For the sake of a presentation at work, I wanted to compare the performance of NodeJS to C. Here is what I wrote:

Node.js (for.js):

var d = 0.0,
    start = new Date().getTime();

for (var i = 0; i < 100000000; i++)
{
  d += i >> 1;
}

var end = new Date().getTime();

console.log(d);
console.log(end - start);

C (for.c)

#include <stdio.h>
#include <time.h>

int main () {
  clock_t start = clock();

  long d = 0.0;

  for (long i = 0; i < 100000000; i++)
  {
    d += i >> 1;    
  }

  clock_t end = clock();
  clock_t elapsed = (end - start) / (CLOCKS_PER_SEC / 1000); 

  printf("%ld\n", d);
  printf("%lu\n", elapsed);
}

Using GCC I compiled my for.c and ran it:

gcc for.c
./a.out

Results:

2499999950000000
198

Then I tried it in NodeJS:

node for.js

Results:

2499999950000000
116

After running numerous times, I discovered this held true no matter what. If I switched for.c to use a double instead of a long in the loop, the time C took was even longer!
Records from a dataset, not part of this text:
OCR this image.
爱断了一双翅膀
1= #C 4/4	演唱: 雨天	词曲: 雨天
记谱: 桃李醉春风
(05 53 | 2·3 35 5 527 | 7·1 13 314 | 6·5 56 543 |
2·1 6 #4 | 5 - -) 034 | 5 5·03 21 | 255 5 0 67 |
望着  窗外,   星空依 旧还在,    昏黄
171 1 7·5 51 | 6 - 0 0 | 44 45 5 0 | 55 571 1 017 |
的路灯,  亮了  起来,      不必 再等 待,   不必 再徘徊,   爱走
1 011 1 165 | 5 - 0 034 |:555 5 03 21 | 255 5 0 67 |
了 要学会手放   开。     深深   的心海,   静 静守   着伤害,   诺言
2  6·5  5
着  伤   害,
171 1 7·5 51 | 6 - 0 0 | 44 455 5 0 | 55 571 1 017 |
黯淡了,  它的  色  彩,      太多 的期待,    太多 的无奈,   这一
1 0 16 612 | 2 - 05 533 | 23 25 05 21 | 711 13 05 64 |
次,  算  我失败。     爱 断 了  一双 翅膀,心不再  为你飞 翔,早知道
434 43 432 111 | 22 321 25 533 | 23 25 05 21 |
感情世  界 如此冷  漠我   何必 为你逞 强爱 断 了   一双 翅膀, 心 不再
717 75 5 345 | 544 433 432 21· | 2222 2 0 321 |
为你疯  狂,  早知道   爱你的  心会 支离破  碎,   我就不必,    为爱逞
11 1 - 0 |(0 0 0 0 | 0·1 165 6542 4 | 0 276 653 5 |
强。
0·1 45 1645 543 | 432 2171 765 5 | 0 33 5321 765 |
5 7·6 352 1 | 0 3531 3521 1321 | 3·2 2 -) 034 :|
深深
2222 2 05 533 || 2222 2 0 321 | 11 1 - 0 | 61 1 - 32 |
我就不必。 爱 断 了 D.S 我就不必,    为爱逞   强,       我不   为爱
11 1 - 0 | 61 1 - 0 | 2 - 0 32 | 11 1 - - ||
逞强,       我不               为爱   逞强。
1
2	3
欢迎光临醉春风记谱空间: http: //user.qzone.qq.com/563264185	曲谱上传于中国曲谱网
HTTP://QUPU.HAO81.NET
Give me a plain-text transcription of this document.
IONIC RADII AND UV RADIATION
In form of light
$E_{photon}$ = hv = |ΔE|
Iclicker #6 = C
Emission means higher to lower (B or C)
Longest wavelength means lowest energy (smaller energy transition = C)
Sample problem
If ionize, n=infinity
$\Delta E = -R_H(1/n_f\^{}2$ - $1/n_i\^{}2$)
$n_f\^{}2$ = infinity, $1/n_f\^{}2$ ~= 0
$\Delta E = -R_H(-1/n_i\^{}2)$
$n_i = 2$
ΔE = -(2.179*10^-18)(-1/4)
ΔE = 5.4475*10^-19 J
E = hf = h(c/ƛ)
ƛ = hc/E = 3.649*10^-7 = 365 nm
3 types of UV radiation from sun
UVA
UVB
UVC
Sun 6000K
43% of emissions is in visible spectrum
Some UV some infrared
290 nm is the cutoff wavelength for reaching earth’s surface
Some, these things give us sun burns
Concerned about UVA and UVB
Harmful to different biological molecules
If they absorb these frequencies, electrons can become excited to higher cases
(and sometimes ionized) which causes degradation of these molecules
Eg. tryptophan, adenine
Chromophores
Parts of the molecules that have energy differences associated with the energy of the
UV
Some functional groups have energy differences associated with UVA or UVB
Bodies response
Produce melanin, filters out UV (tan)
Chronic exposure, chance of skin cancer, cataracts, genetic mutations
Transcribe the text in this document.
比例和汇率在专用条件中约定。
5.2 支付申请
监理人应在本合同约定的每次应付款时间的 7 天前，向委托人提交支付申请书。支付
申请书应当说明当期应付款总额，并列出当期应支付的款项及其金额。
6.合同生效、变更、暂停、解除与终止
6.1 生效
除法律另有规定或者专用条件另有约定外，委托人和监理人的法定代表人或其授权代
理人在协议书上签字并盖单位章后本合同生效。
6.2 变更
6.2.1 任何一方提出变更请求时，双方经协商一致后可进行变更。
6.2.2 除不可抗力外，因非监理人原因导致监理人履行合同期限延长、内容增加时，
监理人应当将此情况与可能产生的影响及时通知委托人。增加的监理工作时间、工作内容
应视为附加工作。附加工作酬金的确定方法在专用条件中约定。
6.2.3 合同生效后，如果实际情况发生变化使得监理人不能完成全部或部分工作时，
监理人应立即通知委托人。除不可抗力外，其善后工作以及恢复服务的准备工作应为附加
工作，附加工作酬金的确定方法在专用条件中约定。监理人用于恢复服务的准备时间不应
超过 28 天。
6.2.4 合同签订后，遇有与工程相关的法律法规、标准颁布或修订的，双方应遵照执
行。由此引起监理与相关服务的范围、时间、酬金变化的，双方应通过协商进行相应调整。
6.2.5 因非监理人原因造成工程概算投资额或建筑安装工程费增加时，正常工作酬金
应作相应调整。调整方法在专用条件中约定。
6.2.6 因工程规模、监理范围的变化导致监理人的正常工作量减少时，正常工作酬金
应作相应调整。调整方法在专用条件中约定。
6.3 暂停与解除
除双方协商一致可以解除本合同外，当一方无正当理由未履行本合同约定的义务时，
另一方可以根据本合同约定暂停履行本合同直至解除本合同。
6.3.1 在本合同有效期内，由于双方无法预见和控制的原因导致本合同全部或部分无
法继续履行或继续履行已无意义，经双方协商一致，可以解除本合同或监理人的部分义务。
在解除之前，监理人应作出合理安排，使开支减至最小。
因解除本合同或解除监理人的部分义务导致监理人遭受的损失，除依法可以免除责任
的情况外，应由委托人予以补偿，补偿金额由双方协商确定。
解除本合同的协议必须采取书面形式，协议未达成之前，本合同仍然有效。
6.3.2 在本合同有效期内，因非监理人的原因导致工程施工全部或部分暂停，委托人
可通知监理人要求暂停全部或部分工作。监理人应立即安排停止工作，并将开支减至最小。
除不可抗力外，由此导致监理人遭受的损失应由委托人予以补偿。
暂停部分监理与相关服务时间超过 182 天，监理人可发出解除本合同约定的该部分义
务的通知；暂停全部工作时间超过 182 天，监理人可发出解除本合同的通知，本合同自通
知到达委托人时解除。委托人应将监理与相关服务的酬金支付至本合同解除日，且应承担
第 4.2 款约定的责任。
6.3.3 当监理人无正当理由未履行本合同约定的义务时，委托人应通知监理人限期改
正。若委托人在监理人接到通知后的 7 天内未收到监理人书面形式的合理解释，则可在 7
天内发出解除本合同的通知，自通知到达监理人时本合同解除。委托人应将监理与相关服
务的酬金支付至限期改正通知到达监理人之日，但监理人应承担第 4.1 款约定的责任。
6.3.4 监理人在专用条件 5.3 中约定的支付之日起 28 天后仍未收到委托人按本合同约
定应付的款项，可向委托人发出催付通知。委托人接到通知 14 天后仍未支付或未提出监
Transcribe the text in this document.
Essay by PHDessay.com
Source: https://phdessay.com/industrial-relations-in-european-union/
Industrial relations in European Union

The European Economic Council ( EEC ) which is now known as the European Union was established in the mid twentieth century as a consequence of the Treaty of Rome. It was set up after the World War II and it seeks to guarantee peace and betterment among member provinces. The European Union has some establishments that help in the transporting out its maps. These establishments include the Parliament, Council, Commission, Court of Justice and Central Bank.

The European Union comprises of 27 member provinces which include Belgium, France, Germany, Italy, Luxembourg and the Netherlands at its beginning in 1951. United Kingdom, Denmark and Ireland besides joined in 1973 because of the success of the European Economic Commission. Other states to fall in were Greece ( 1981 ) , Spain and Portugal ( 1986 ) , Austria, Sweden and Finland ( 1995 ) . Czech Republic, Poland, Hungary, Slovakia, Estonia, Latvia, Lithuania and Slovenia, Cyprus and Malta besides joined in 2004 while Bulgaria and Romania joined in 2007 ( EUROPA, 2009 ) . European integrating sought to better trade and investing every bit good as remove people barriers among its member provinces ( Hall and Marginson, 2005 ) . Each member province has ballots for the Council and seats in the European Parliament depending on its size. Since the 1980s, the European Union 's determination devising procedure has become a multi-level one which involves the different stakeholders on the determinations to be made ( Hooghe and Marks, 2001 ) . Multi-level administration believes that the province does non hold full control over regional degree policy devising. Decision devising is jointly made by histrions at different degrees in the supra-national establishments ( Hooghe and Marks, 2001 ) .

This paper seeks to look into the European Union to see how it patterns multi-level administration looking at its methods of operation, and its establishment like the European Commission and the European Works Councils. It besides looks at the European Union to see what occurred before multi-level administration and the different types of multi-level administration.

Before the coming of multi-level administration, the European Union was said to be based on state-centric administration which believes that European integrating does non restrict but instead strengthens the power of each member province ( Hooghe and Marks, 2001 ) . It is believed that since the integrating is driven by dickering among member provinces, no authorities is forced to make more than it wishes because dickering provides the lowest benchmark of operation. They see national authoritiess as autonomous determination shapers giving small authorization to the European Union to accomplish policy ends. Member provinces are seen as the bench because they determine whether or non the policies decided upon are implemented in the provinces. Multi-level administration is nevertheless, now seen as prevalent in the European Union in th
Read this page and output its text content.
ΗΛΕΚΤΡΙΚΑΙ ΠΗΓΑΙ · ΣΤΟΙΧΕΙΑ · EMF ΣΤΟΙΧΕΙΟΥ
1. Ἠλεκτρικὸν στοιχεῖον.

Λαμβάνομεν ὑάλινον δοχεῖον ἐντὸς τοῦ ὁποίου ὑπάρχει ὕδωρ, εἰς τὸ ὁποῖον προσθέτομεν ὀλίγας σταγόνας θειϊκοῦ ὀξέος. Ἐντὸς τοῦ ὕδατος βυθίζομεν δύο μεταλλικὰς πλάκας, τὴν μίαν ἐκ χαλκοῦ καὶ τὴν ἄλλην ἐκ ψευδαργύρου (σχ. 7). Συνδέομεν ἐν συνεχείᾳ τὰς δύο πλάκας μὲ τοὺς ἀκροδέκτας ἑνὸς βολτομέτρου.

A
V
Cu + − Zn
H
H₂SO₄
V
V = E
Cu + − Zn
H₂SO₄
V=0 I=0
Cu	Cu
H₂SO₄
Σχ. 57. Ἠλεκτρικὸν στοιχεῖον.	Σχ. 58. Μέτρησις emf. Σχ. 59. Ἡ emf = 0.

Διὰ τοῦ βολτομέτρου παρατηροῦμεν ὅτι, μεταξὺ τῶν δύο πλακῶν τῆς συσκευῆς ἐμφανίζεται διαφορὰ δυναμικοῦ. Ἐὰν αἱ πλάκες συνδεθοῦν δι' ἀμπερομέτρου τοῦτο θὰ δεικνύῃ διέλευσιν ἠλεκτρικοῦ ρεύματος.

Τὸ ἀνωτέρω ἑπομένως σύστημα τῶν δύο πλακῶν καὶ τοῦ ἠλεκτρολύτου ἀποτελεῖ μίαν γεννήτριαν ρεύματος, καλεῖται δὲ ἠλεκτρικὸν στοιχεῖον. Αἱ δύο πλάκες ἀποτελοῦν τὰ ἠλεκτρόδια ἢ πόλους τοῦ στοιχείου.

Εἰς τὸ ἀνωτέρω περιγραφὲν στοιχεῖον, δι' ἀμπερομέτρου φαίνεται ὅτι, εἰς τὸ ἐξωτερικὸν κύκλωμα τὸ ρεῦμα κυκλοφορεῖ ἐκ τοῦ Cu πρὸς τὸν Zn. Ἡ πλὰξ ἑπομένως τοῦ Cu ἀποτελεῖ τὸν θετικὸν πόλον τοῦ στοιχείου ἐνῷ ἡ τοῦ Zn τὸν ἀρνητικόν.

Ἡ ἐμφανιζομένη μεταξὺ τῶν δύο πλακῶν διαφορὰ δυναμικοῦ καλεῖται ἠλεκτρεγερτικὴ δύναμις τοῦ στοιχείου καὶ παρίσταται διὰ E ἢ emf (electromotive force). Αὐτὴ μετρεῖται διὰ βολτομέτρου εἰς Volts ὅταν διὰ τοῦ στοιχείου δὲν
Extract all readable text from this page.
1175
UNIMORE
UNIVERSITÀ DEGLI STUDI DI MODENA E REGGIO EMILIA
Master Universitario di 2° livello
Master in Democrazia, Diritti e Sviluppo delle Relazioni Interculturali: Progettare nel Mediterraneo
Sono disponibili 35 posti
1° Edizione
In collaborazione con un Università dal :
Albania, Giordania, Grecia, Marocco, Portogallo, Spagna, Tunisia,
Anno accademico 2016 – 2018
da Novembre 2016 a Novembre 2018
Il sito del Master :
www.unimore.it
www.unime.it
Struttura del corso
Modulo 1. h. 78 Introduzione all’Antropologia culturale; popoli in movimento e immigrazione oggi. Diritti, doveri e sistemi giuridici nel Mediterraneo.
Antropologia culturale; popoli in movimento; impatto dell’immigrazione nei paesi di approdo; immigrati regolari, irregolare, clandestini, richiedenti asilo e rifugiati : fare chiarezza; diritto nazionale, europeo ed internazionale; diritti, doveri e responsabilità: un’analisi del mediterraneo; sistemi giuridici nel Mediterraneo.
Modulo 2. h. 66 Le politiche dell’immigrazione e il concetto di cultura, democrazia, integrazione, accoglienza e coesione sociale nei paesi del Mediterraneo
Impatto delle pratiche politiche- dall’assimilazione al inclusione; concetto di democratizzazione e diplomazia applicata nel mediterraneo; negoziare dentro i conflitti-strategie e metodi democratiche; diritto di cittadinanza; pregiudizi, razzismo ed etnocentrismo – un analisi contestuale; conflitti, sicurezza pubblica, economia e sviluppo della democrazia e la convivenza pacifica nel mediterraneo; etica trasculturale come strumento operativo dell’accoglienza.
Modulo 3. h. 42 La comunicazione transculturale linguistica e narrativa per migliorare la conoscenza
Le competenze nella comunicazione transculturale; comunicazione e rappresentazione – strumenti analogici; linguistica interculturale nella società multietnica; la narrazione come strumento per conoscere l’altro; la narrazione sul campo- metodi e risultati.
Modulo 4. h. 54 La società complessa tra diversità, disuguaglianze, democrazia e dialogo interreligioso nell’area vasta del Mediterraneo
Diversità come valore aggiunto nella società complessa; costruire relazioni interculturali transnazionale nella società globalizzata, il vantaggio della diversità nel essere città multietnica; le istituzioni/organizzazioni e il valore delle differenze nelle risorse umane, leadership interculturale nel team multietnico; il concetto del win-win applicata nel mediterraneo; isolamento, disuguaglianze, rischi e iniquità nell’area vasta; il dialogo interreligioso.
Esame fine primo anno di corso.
Not trying to start a flame war, but why is Node.JS (116 ms.) so much faster than native C (198 ms.) at performing this same operation? Is Node.JS applying an optimization that GCC does not do out of the box?

EDIT:

Per suggestion in comments, I ran gcc -Wall -O2 for.c. Results improved to C taking 29 ms. This begs the question, how is it that the native C settings are not optimized as much as a Javascript compiler? Also, what is -Wall and -02 doing. I'm really curious about the details of what is going on here.